A maggio 2021 è stato nuovamente rivisto il sistema, andando a basarsi principalmente su occupazione ospedaliera e incidenza, sebbene rimanesse ancora un ruolo per l’analisi del rischio settimanale, decidendo inoltre di tenere per un mese sia il vecchio sia il nuovo sistema e usare quello che dava le minori restrizioni. 

Infine, l’ultima modifica introdotta a luglio 2021 ha rivisto ulteriormente il sistema, andando a basarsi esclusivamente su occupazione delle aree mediche rilevanti (AM), occupazione delle terapie intensive (TI) e incidenza settimanale dei casi, abbandonando in modo definitivo l’analisi del rischio. 

Le soglie attuali sono le seguenti e affinché si passi in una zona che preveda restrizioni maggiori serve superarle tutte e tre:

  • zona bianca: incidenza inferiore 50 casi ogni 100.000 abitanti
  • zona gialla: AM tra il 15 e il 30%, TI tra il 10 e il 20% e incidenza superiore a 50
  • zona arancione: AM tra il 30 e il 40%, TI tra il 20 e il 30% e incidenza superiore a 150
  • zona rossa: AM superiori al 40%, TI superiori al 30% e incidenza superiore a 150. 

Come abbiamo visto prima, con questo sistema di regole solo la Sicilia è finita in zona gialla. 

Va considerato che, sebbene si sia continuato a parlare di zone gialle, arancioni e rosse in questo anno, il significato dei colori è cambiato. Oltre ai criteri di assegnazione dei colori sono infatti state riviste anche le regole che le disciplinano. Ad esempio, la zona gialla attuale è estremamente simile alla zona bianca e l’obbligo della mascherina all’aperto è l‘unica differenza importante tra le due.

Bisogna inoltre tenere conto che il sistema a colori è stato caratterizzato in tutte le sue versioni da una considerevole nebulosità su come funzionasse. Sebbene le regole base fossero contenute in decreti legge o Dpcm, il funzionamento pratico andava dedotto da quello che succedeva perché si basava su interpretazioni del Ministero della Salute che potevano cambiare in qualsiasi momento (e a volte lo hanno fatto). 

Per tenere sotto controllo quali regioni siano vicine al cambio di zona ci si può basare sul monitoraggio che porta avanti da diversi mesi Vittorio Nicoletta, dottorando in sistemi decisionali e analisi dei dati all’Università di Laval (Canada). 

Quali regioni sono rimaste più tempo in zona rossa

Le regioni che in questo anno hanno passato più tempo in zona rossa sono state la Valle d’Aosta e la Campania (20% del tempo), seguite dalla Lombardia con il 19% e dal Piemonte con il 17%. 

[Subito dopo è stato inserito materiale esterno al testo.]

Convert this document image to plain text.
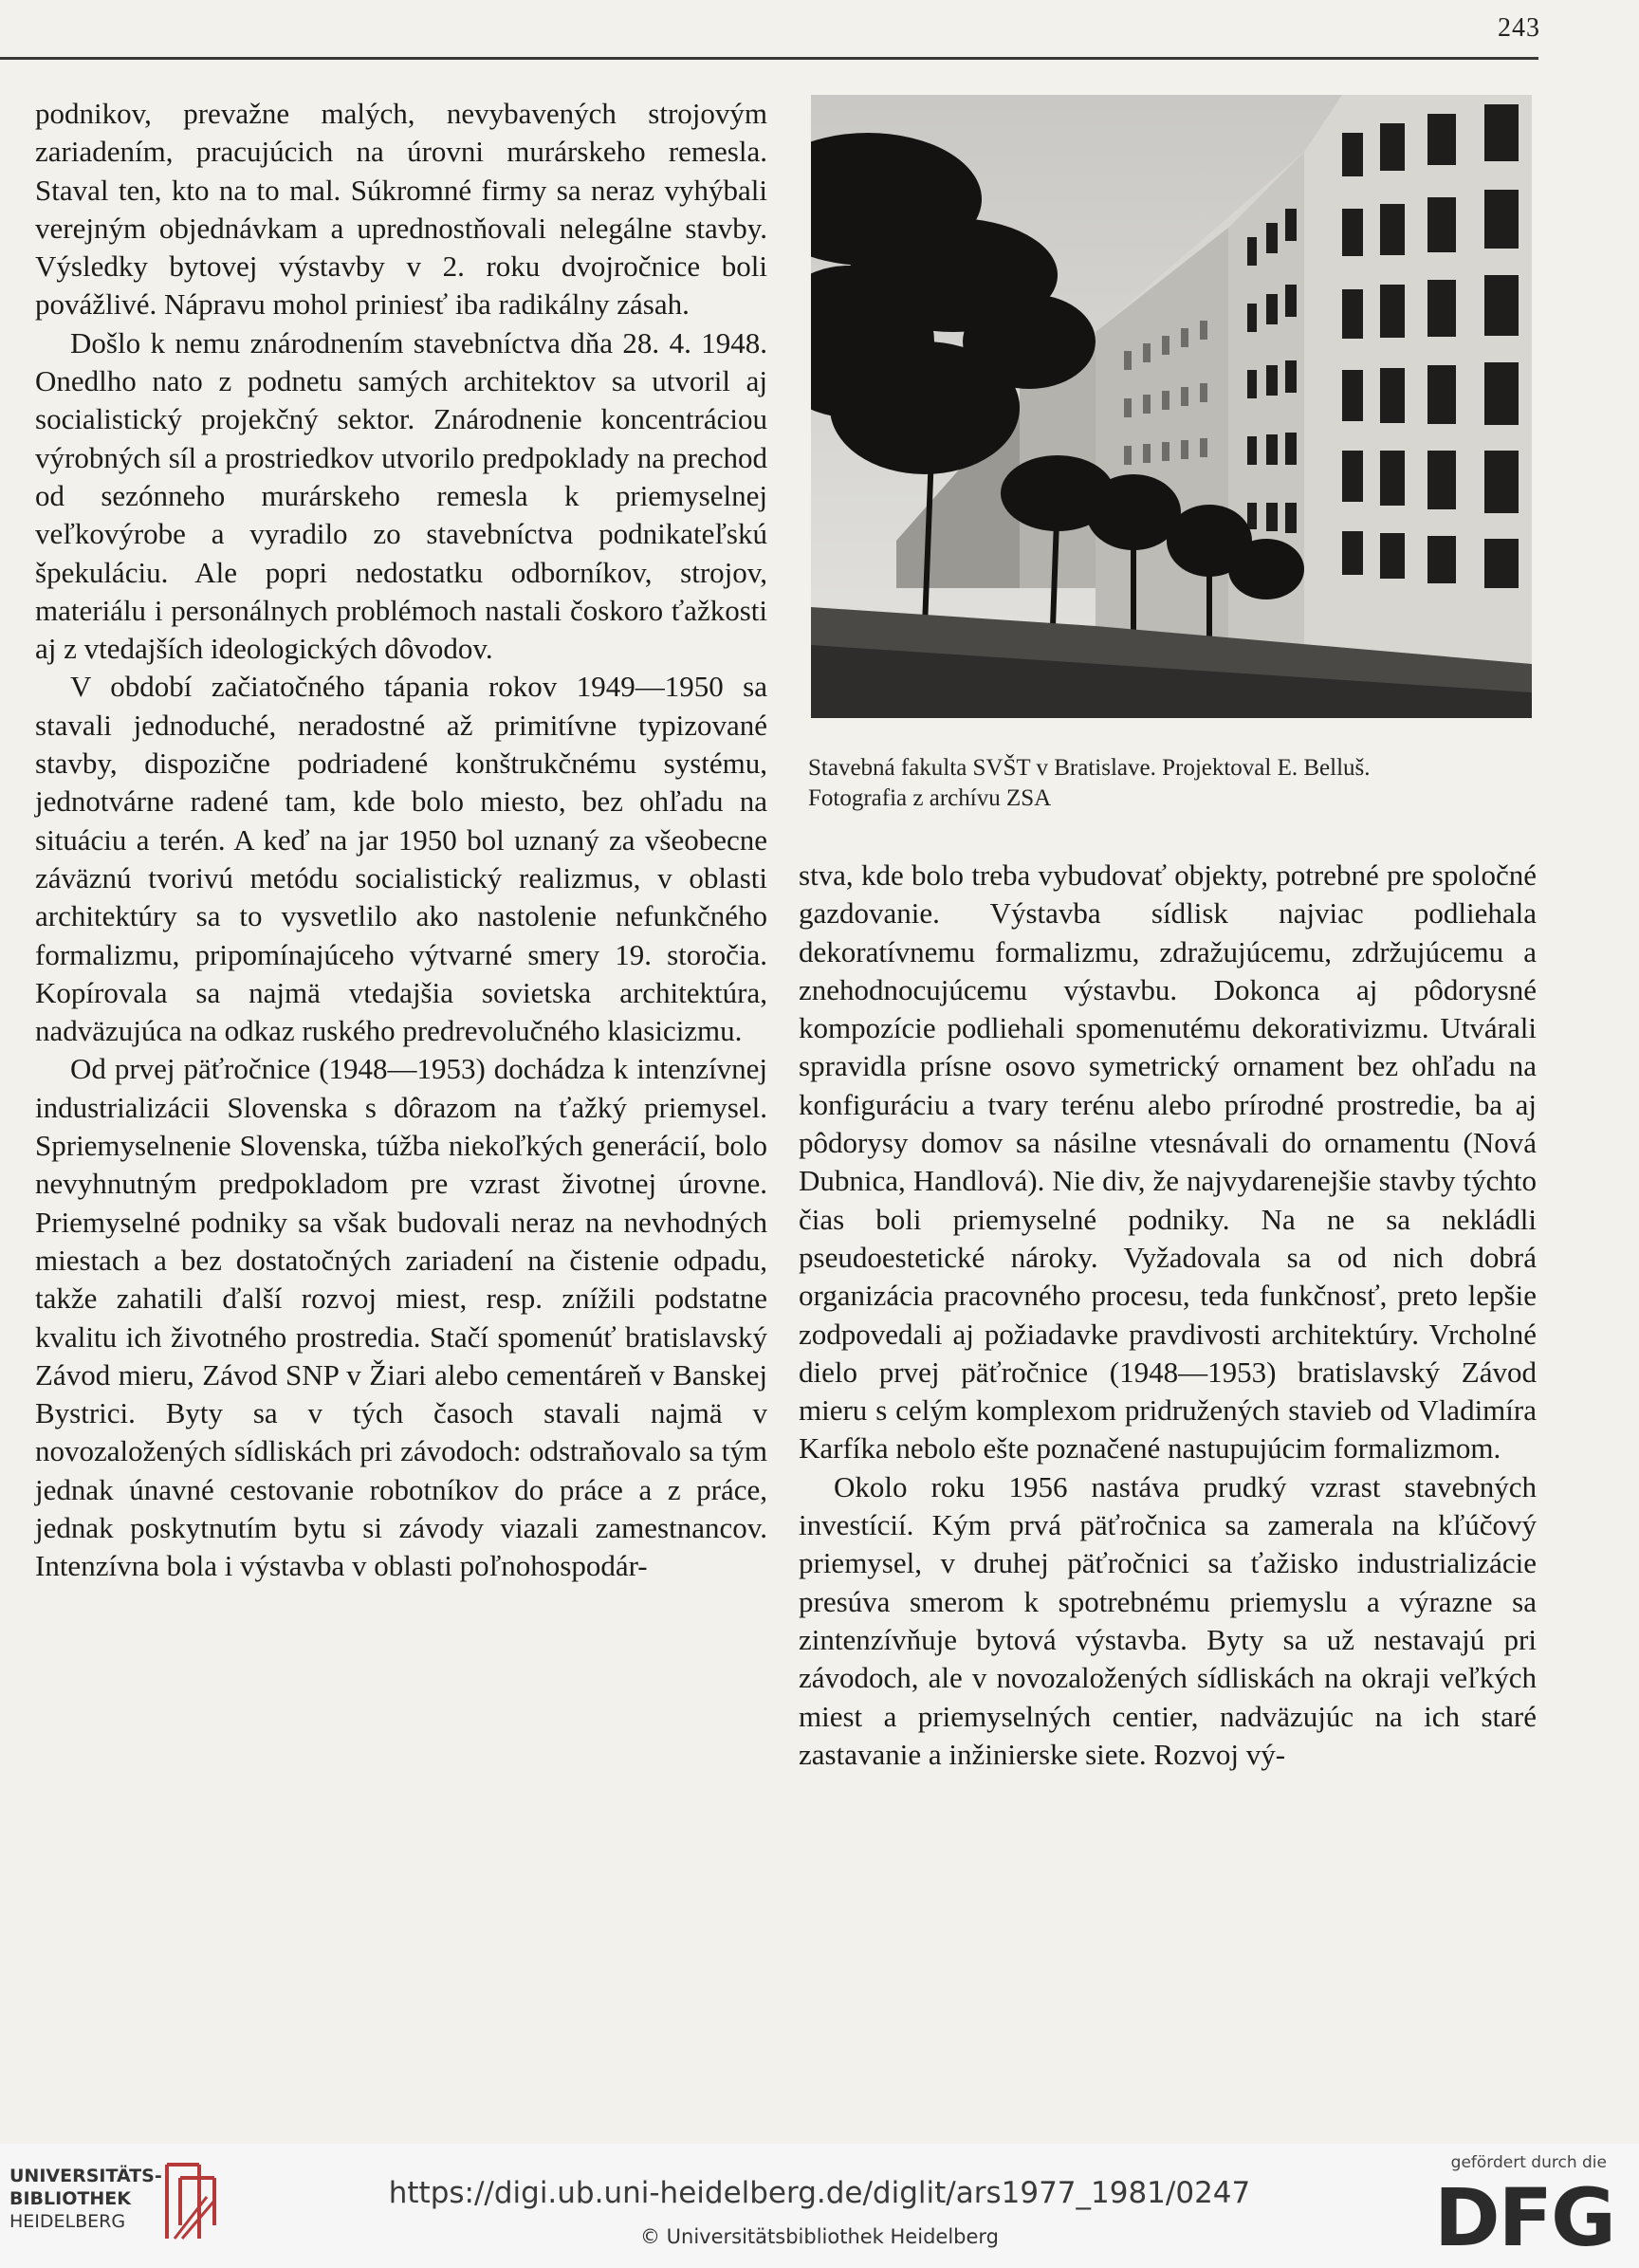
243

podnikov, prevažne malých, nevybavených strojovým zariadením, pracujúcich na úrovni murárskeho remesla. Staval ten, kto na to mal. Súkromné firmy sa neraz vyhýbali verejným objednávkam a uprednostňovali nelegálne stavby. Výsledky bytovej výstavby v 2. roku dvojročnice boli povážlivé. Nápravu mohol priniesť iba radikálny zásah.

Došlo k nemu znárodnením stavebníctva dňa 28. 4. 1948. Onedlho nato z podnetu samých architektov sa utvoril aj socialistický projekčný sektor. Znárodnenie koncentráciou výrobných síl a prostriedkov utvorilo predpoklady na prechod od sezónneho murárskeho remesla k priemyselnej veľkovýrobe a vyradilo zo stavebníctva podnikateľskú špekuláciu. Ale popri nedostatku odborníkov, strojov, materiálu i personálnych problémoch nastali čoskoro ťažkosti aj z vtedajších ideologických dôvodov.

V období začiatočného tápania rokov 1949—1950 sa stavali jednoduché, neradostné až primitívne typizované stavby, dispozične podriadené konštrukčnému systému, jednotvárne radené tam, kde bolo miesto, bez ohľadu na situáciu a terén. A keď na jar 1950 bol uznaný za všeobecne záväznú tvorivú metódu socialistický realizmus, v oblasti architektúry sa to vysvetlilo ako nastolenie nefunkčného formalizmu, pripomínajúceho výtvarné smery 19. storočia. Kopírovala sa najmä vtedajšia sovietska architektúra, nadväzujúca na odkaz ruského predrevolučného klasicizmu.

Od prvej päťročnice (1948—1953) dochádza k intenzívnej industrializácii Slovenska s dôrazom na ťažký priemysel. Spriemyselnenie Slovenska, túžba niekoľkých generácií, bolo nevyhnutným predpokladom pre vzrast životnej úrovne. Priemyselné podniky sa však budovali neraz na nevhodných miestach a bez dostatočných zariadení na čistenie odpadu, takže zahatili ďalší rozvoj miest, resp. znížili podstatne kvalitu ich životného prostredia. Stačí spomenúť bratislavský Závod mieru, Závod SNP v Žiari alebo cementáreň v Banskej Bystrici. Byty sa v tých časoch stavali najmä v novozaložených sídliskách pri závodoch: odstraňovalo sa tým jednak únavné cestovanie robotníkov do práce a z práce, jednak poskytnutím bytu si závody viazali zamestnancov. Intenzívna bola i výstavba v oblasti poľnohospodár-

Stavebná fakulta SVŠT v Bratislave. Projektoval E. Belluš.
Fotografia z archívu ZSA

stva, kde bolo treba vybudovať objekty, potrebné pre spoločné gazdovanie. Výstavba sídlisk najviac podliehala dekoratívnemu formalizmu, zdražujúcemu, zdržujúcemu a znehodnocujúcemu výstavbu. Dokonca aj pôdorysné kompozície podliehali spomenutému dekorativizmu. Utvárali spravidla prísne osovo symetrický ornament bez ohľadu na konfiguráciu a tvary terénu alebo prírodné prostredie, ba aj pôdorysy domov sa násilne vtesnávali do ornamentu (Nová Dubnica, Handlová). Nie div, že najvydarenejšie stavby týchto čias boli priemyselné podniky. Na ne sa nekládli pseudoestetické nároky. Vyžadovala sa od nich dobrá organizácia pracovného procesu, teda funkčnosť, preto lepšie zodpovedali aj požiadavke pravdivosti architektúry. Vrcholné dielo prvej päťročnice (1948—1953) bratislavský Závod mieru s celým komplexom pridružených stavieb od Vladimíra Karfíka nebolo ešte poznačené nastupujúcim formalizmom.

Okolo roku 1956 nastáva prudký vzrast stavebných investícií. Kým prvá päťročnica sa zamerala na kľúčový priemysel, v druhej päťročnici sa ťažisko industrializácie presúva smerom k spotrebnému priemyslu a výrazne sa zintenzívňuje bytová výstavba. Byty sa už nestavajú pri závodoch, ale v novozaložených sídliskách na okraji veľkých miest a priemyselných centier, nadväzujúc na ich staré zastavanie a inžinierske siete. Rozvoj vý-

UNIVERSITÄTS-
BIBLIOTHEK
HEIDELBERG
https://digi.ub.uni-heidelberg.de/diglit/ars1977_1981/0247
© Universitätsbibliothek Heidelberg
gefördert durch die
DFG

In zona arancione sono l’Umbria e la Sicilia ad esserci state più tempo, avendoci passato oltre un terzo dell’anno. Seguono l’Abruzzo e la provincia autonoma di Bolzano poco sotto il 30%. Il Lazio ha invece passato fino al 40% del tempo in zona gialla, seguito dalla Provincia autonoma di Trento, dal Veneto, dal Molise e dalle Marche con un terzo del tempo.

In zona bianca è stata la Sardegna ad averci passato più tempo essendoci stata, oltre che in estate, anche a marzo, mentre la regione che ci ha passato meno tempo è la Sicilia. Le altre sono a livelli molto simili tra di loro considerando che da giugno in poi tutte le regioni sono rimaste in bianca.